At the end of the third quarter Opendoor had 1.2 billion USD of unrestricted cash, cash equivalents, and marketable securities. Opendoor also had 8.4 billion USD in asset-backed borrowing capacity, of which 3 billion USD was utilized.
Conclusion
Opendoor’s valuation is still low, provided that the company can demonstrate its business model is viable. I expect that under more normal housing market conditions Opendoor will move towards profitability as its business scales and matures. How much value this creates for shareholders will be largely dependent on Opendoor’s ability to penetrate higher margin adjacent verticals and reduce the burden of sales and marketing through partnerships.
I believe that iBuying presents a long-term opportunity but there is probably too much near-term optimism baked into Opendoor’s share price. The housing market is far weaker than most investors believe, and this is not an issue that will be simply resolved by a small drop in mortgage rates.
Analyst’s Disclosure: I/we have no stock, option or similar derivative position in any of the companies mentioned, and no plans to initiate any such positions within the next 72 hours. I wrote this article myself, and it expresses my own opinions. I am not receiving compensation for it (other than from Seeking Alpha). I have no business relationship with any company whose stock is mentioned in this article.
Seeking Alpha’s Disclosure: Past performance is no guarantee of future results.
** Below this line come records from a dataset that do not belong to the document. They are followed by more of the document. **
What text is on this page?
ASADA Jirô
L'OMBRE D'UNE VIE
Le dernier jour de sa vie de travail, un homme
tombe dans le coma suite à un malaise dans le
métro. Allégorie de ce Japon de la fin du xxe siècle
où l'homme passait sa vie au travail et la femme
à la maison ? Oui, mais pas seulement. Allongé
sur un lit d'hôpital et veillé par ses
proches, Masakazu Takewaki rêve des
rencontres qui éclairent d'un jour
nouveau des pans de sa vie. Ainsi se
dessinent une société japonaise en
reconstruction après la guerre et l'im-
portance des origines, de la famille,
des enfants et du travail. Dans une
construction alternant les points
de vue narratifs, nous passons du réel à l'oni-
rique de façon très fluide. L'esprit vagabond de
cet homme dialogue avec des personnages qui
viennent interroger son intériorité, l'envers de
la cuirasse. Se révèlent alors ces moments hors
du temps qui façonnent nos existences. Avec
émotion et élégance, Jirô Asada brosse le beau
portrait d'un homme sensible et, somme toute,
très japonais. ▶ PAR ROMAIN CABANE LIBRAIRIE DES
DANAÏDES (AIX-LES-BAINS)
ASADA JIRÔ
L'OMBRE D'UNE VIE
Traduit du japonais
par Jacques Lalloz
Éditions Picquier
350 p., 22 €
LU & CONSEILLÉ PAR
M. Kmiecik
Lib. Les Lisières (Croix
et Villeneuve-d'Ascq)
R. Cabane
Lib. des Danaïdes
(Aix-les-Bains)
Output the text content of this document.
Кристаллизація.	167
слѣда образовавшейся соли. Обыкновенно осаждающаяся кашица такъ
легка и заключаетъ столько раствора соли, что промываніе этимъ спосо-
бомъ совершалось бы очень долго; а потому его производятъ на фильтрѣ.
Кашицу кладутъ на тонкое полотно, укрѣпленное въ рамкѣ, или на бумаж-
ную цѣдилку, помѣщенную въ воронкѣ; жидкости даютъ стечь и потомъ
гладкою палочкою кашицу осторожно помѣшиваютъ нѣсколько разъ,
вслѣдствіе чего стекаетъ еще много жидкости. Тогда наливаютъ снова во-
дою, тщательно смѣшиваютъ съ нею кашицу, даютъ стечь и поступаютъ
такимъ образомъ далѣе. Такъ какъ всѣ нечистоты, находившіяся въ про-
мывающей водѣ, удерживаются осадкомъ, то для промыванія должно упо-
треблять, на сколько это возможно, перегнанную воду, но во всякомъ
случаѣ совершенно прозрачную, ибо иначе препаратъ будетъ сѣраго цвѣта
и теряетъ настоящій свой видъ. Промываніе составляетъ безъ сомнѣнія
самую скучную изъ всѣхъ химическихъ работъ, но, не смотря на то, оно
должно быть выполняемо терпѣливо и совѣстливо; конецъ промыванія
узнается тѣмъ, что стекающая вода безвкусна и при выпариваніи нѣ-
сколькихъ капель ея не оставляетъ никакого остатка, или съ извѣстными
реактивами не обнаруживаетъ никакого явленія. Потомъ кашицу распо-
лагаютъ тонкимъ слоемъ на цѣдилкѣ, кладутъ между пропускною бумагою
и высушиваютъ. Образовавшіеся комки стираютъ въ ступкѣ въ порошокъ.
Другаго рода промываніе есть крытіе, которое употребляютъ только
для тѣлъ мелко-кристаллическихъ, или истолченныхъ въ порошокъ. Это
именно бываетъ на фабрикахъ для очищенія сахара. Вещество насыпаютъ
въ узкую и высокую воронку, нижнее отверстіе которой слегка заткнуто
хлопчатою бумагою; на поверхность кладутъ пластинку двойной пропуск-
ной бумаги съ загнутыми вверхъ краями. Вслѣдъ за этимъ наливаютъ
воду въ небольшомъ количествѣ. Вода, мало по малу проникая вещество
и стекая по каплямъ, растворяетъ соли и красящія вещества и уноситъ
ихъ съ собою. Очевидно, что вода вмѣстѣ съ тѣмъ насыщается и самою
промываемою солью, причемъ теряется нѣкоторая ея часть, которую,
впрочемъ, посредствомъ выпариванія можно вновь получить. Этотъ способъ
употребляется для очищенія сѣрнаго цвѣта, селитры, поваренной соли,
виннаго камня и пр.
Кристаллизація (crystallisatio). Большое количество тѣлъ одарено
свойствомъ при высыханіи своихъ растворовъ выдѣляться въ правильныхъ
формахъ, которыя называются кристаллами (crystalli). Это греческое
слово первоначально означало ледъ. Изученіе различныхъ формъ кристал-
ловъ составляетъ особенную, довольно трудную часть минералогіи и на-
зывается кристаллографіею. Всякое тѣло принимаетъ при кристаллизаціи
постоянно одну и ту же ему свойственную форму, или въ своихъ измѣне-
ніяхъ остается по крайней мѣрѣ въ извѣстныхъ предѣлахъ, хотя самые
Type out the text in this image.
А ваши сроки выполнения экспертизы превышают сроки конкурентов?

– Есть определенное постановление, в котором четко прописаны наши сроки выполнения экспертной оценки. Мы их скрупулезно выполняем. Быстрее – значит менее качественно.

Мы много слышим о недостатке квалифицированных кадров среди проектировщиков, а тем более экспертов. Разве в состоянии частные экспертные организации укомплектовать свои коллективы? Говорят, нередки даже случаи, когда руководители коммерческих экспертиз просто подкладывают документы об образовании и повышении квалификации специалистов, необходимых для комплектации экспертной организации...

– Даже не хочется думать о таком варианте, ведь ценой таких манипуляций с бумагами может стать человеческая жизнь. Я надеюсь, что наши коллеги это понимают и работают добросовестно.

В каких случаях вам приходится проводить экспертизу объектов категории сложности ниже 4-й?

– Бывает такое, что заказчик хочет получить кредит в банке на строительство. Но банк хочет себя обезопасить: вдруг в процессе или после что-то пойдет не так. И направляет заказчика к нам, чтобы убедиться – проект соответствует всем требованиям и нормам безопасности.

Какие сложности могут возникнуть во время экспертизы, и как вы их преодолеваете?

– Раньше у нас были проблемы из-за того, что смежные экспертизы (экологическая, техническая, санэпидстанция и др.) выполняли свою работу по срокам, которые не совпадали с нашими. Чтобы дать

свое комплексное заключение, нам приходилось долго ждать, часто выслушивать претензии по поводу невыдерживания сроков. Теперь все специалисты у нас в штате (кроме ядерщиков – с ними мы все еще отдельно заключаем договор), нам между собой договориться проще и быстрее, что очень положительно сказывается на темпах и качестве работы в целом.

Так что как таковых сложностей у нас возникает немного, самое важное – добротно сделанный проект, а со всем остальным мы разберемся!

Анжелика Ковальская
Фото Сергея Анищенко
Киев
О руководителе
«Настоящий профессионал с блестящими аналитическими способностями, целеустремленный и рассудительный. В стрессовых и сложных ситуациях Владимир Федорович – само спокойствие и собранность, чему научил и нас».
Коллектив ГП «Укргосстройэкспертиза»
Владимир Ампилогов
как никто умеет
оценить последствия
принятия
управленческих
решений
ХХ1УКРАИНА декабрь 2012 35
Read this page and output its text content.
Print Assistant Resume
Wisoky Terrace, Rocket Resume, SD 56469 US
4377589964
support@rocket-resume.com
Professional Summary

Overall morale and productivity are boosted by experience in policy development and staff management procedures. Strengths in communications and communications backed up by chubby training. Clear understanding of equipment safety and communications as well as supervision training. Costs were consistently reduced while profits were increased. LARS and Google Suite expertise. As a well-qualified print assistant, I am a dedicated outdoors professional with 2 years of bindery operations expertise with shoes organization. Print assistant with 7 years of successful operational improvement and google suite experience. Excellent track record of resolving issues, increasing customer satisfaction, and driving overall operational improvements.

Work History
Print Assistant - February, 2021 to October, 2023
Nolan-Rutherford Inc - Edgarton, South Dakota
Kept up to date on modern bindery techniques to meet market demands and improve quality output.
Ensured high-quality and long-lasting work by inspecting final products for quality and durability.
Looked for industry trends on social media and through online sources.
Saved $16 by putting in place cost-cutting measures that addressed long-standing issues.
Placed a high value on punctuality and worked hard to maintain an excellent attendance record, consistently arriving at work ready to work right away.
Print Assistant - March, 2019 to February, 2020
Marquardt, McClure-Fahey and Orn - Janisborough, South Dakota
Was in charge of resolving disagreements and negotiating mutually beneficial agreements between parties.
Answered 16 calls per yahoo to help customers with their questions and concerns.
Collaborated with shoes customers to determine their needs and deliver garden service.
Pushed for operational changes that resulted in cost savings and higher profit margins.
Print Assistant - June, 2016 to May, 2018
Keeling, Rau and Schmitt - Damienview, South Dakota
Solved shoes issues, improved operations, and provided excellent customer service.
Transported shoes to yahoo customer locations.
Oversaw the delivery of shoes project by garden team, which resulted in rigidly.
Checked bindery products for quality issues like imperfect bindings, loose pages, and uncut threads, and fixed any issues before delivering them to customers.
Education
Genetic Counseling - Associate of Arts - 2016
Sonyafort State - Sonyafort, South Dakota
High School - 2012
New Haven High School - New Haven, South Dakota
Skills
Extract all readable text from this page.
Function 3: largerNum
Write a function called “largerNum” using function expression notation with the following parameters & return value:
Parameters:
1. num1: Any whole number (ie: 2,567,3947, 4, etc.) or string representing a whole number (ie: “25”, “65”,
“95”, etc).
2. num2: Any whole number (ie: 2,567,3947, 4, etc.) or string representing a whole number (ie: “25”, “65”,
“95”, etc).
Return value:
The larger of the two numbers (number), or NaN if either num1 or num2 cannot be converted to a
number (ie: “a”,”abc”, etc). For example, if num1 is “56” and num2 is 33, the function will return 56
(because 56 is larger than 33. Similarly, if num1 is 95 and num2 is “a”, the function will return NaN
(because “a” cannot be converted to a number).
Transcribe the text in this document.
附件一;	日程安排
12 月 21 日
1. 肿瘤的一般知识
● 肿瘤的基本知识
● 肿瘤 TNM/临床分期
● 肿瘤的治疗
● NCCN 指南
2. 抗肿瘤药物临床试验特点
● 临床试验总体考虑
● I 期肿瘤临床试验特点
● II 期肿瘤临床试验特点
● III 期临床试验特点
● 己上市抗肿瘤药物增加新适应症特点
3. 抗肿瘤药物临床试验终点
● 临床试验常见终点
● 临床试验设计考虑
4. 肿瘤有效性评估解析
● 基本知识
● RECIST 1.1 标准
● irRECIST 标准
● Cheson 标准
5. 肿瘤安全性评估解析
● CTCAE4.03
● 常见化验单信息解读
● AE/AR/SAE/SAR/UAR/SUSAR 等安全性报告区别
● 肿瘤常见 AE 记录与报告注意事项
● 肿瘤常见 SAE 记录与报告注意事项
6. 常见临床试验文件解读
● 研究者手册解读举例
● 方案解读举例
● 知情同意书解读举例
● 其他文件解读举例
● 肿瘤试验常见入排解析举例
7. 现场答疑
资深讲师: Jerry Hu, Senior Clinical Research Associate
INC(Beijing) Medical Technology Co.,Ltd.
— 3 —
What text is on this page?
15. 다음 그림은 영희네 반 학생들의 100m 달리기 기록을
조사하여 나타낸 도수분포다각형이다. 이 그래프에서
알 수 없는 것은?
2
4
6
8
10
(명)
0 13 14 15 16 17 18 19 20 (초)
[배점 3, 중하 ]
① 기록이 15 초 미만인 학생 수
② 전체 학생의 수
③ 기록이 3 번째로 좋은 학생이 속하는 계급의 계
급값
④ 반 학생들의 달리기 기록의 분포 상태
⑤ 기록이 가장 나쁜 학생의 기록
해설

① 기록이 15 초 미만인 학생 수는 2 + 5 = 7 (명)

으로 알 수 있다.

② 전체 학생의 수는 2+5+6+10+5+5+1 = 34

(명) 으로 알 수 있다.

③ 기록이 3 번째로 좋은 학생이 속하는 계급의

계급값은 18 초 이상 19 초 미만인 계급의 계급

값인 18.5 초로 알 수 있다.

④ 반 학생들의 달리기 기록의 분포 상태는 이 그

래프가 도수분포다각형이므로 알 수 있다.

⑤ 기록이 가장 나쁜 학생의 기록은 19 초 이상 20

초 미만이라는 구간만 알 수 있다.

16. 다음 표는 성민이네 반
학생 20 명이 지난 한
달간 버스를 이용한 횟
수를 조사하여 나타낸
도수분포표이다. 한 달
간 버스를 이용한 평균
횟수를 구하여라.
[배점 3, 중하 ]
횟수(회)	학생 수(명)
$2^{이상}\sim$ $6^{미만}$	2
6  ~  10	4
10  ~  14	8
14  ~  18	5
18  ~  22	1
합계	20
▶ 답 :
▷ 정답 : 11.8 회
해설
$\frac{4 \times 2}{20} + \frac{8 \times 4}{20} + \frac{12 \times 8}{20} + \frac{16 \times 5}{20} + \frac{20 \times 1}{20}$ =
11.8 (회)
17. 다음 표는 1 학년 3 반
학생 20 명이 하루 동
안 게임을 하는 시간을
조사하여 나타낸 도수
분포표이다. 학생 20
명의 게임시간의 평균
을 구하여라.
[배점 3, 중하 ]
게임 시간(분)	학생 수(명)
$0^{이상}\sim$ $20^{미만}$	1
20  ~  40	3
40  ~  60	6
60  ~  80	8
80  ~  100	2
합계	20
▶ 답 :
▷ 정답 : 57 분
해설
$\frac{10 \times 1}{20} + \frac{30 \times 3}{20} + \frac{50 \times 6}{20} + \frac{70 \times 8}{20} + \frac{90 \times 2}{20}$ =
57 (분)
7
No recommendation or advice is being given as to whether any investment is suitable for a particular investor. Any views or opinions expressed above may not reflect those of Seeking Alpha as a whole. Seeking Alpha is not a licensed securities dealer, broker or US investment adviser or investment bank. Our analysts are third party authors that include both professional investors and individual investors who may not be licensed or certified by any institute or regulatory body.